In the study, scientists from Johns Hopkins and Life Technologies Corp. of Foster City, Calif., compared the genomic sequence from a tumor biopsy with that of normal tissue taken from the same person. Looking at four patients with colorectal cancer and two with breast cancer, scientists identified four to 17 unique genetic rearrangements present in each tumor. The rearrangements were dramatic in nature, Velculescu said, more like “switching the order of chapters in a book than a typo in a word in the text.” The team was able to find the rearrangements only by using powerful massively parallel sequencing methods capable of reading hundreds of millions of DNA letters as well as serious computer power to analyze the results.

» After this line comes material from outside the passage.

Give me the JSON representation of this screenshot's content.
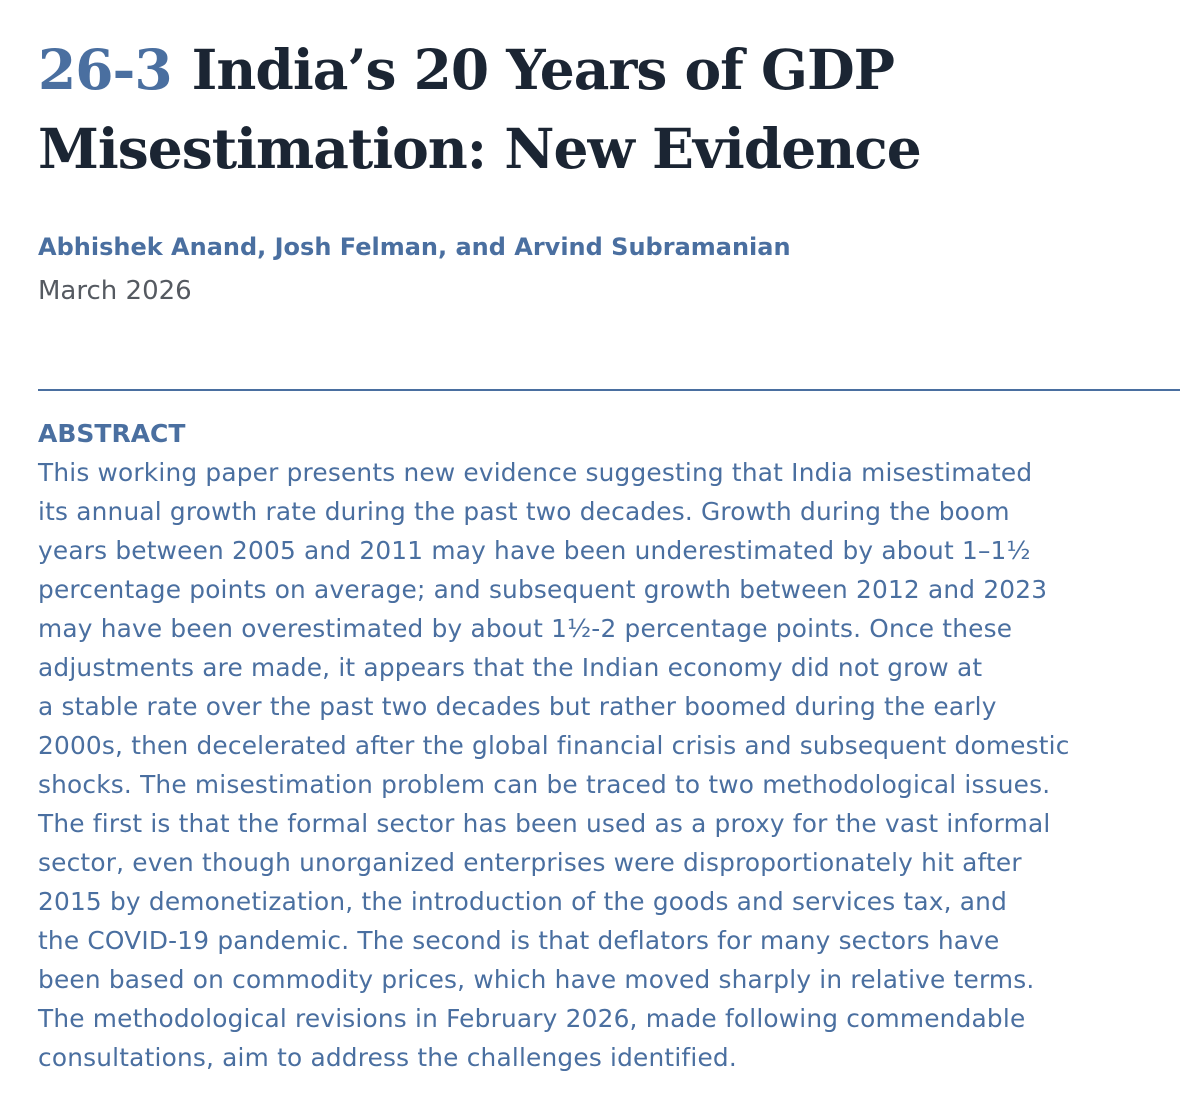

For two of the colorectal cancer patients, the team took blood samples and, using bits of the patients’ tumor DNA sequences, probed the blood for signs of the tumor’s jumbled DNA. Scientists were able to detect very low levels of the tumor DNA, down to one tumor DNA fragment in 400,000 normal DNA fragments, Velculescu said.
The scientists tracked blood levels of the tumor genetic marker in one patient before and after surgery had removed the tumor. Levels of the genetic marker dropped immediately after the surgery, only to rise again, indicating the cancer was still present. The patient was then treated with chemotherapy and a second surgery and tested again. Levels went down substantially, but scientists were still able to detect a small amount of tumor DNA, consistent with a small part of the tumor that had spread to the patient’s liver.
Johns Hopkins oncologist Luis Diaz Jr., a coauthor of the study, noted that the blood levels of the biomarker “track very nicely with the clinical history of the tumor.”
The team is now testing other types of solid tumors to see if the method would also work on them. Also planned is a much larger, longer term study of patients to explore how the tumor markers relate to disease progression and other clinical issues.